Each bird has an ability that triggers off others in your habitat and possibly other birds in the other player’s habitats. Scoring involves meeting per-round objective (have the most birds with ground nests that have eggs, etc), secret objectives (most birds with wingspans above/below some number, most eggs, etc).

This game won the 2019 Kennerspiel des Jahres and it deserves it. My group really enjoys playing this.


Gloomhaven, currently #1 on boardgamegeek, is a tactical combat RPG. There is a giant amount of content in the box, with nearly 100 scenarios, a branching storyline to follow, 6 starter classes and 11 unlockable classes (spoiler – 12 since there is one that unlocks after solving a puzzle).
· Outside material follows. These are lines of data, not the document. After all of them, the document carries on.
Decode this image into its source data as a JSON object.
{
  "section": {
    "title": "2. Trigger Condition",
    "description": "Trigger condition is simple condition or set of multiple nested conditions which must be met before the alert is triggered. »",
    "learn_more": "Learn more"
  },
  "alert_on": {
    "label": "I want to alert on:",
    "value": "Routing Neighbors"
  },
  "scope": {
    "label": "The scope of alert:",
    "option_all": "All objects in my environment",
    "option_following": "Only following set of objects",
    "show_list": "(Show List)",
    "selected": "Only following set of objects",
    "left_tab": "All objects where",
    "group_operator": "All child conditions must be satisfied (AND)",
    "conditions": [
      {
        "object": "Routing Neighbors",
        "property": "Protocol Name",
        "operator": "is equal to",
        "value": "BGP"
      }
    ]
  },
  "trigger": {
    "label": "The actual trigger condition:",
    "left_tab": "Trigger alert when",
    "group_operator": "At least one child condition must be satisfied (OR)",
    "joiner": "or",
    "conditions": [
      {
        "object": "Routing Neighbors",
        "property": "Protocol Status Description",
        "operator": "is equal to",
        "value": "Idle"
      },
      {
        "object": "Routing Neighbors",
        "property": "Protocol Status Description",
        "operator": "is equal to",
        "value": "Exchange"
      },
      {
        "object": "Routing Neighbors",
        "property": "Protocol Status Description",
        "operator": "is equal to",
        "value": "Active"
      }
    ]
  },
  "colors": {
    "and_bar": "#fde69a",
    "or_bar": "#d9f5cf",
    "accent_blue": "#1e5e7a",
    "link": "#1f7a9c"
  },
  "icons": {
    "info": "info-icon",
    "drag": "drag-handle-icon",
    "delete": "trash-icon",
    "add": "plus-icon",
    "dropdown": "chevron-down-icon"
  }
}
There is an expansion that adds another starter class as well.

The classes are all creative and not just typical fantasy tropes of fighter/wizard/thief.
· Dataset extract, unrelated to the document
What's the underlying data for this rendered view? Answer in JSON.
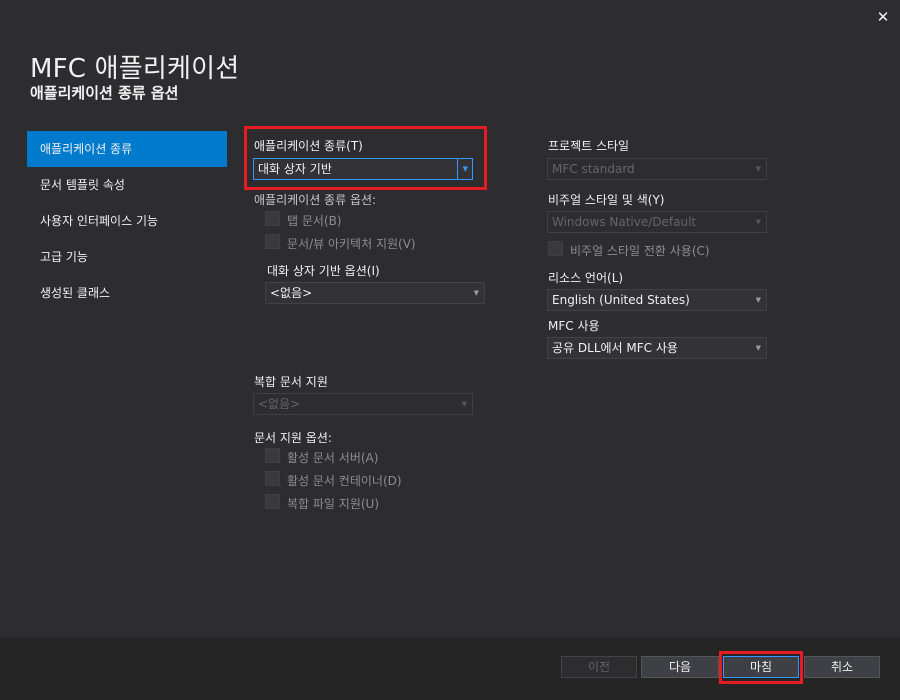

The game is cooperative – the group succeeds if the objective is met (typically: kill all the monsters) and at least one player is alive. But nearly everything else is competitive, such as gaining loot, accomplishing secret objectives (be the first to loot a chest, let someone become exhausted, etc.)

The game brings several new mechanics to the typical board game dungeon crawler. One is: instead of dice each character and monster has a modifier deck. Characters can influence the deck as they play and earn “perks” from the secret objectives. What each class can do to the modifier deck differs, but they all generally involve improving the deck by adding or removing cards. Think of it as a customizable die.
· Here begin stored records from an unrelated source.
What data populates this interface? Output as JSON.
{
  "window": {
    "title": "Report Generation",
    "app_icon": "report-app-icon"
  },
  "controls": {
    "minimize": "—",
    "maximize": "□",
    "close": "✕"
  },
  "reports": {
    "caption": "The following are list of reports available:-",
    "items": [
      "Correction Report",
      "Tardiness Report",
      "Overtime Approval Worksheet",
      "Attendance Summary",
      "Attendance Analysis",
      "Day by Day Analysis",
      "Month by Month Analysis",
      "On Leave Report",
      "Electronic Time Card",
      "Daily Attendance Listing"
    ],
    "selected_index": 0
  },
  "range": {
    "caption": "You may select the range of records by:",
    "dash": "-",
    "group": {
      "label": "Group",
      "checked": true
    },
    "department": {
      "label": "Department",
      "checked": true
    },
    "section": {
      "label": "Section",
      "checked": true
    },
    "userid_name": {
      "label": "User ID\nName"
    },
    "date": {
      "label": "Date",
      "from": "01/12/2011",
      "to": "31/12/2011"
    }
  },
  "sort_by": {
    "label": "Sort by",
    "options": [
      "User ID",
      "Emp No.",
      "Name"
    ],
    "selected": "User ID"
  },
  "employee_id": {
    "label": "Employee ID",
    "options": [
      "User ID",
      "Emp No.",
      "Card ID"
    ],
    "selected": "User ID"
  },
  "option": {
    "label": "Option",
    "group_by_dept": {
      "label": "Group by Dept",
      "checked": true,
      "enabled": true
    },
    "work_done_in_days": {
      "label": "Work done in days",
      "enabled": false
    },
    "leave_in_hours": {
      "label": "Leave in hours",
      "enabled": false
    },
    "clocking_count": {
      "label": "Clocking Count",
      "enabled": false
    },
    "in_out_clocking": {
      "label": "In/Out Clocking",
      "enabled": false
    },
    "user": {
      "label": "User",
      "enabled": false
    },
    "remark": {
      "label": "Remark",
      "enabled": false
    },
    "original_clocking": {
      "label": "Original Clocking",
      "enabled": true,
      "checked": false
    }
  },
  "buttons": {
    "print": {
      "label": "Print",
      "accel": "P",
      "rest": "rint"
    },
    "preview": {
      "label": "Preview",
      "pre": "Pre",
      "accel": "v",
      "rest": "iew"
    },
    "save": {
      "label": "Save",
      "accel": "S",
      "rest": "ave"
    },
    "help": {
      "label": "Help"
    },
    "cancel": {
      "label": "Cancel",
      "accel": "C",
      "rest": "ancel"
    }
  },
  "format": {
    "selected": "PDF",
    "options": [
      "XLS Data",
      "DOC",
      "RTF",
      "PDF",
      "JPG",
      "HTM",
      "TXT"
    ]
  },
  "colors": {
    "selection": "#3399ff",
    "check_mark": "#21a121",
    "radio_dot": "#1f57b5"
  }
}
A second is the skill ability deck mechanics. Each class gets a certain number of cards (ranging 8 – 12), each of which has an initiative value and two halves: top and bottom. The key mechanic is the cards must be played in pairs, one card for the top half ability, the other for the bottom half ability. If you can’t play a pair of cards, you have to rest which makes you sit out a round, choose a card to discard, heal up, and re-enter play.

Over time, resting depletes your deck and you are out when you are unable to play a pair of cards, i.e. become exhausted.

OK, there is a lot more that I can’t possibly summarize here, but this game is fun and challenging. There is character progression – level up to access to better equipment, learn new abilities, possibly unlock a new class to play, etc. There is a computer version available on Steam, which is missing several classes and mechanics… but to be fair, does implement basic game play well.


In case you can’t get enough Lord of the Rings, there is a “living card game” (LCG) by Fantasy Flight. LCG means the expansion packs are all fixed, so you know what you are getting, as opposed to a traditional CCG like Magic where expansions packs contain random cards.

The basic play of Lord of the Ring: The Card Game is: build a deck of 50 cards from the huge number available, advance the quest deck, and survive the encounter deck. Each round you get resources to spend putting cards into play from your hand, and those cards lets you advance the quest, defend against monster attacks, or attack – you decide how to divvy the effort up.

You can dip your toes in by getting the LoTR:TCG so-called “core set” which has enough cards for 2 people to play. From there, you can buy deluxe or saga expansions, or try to catch up on monthly adventure packs.

This game is cooperative, and plays very well solo or 2 player. It can play more but then the downtime between turns starts to get pretty large. Also, if you play with more than 2, you’ll need more core sets.

I have a friend who is really into this game, and sets up a weekly meeting at a game store. All I have to do is show up with my character deck, all the extra work of picking the quests and setting the encounter deck up is handled by others, so I can be lazy. To be fair, I’m the least experienced player in the group.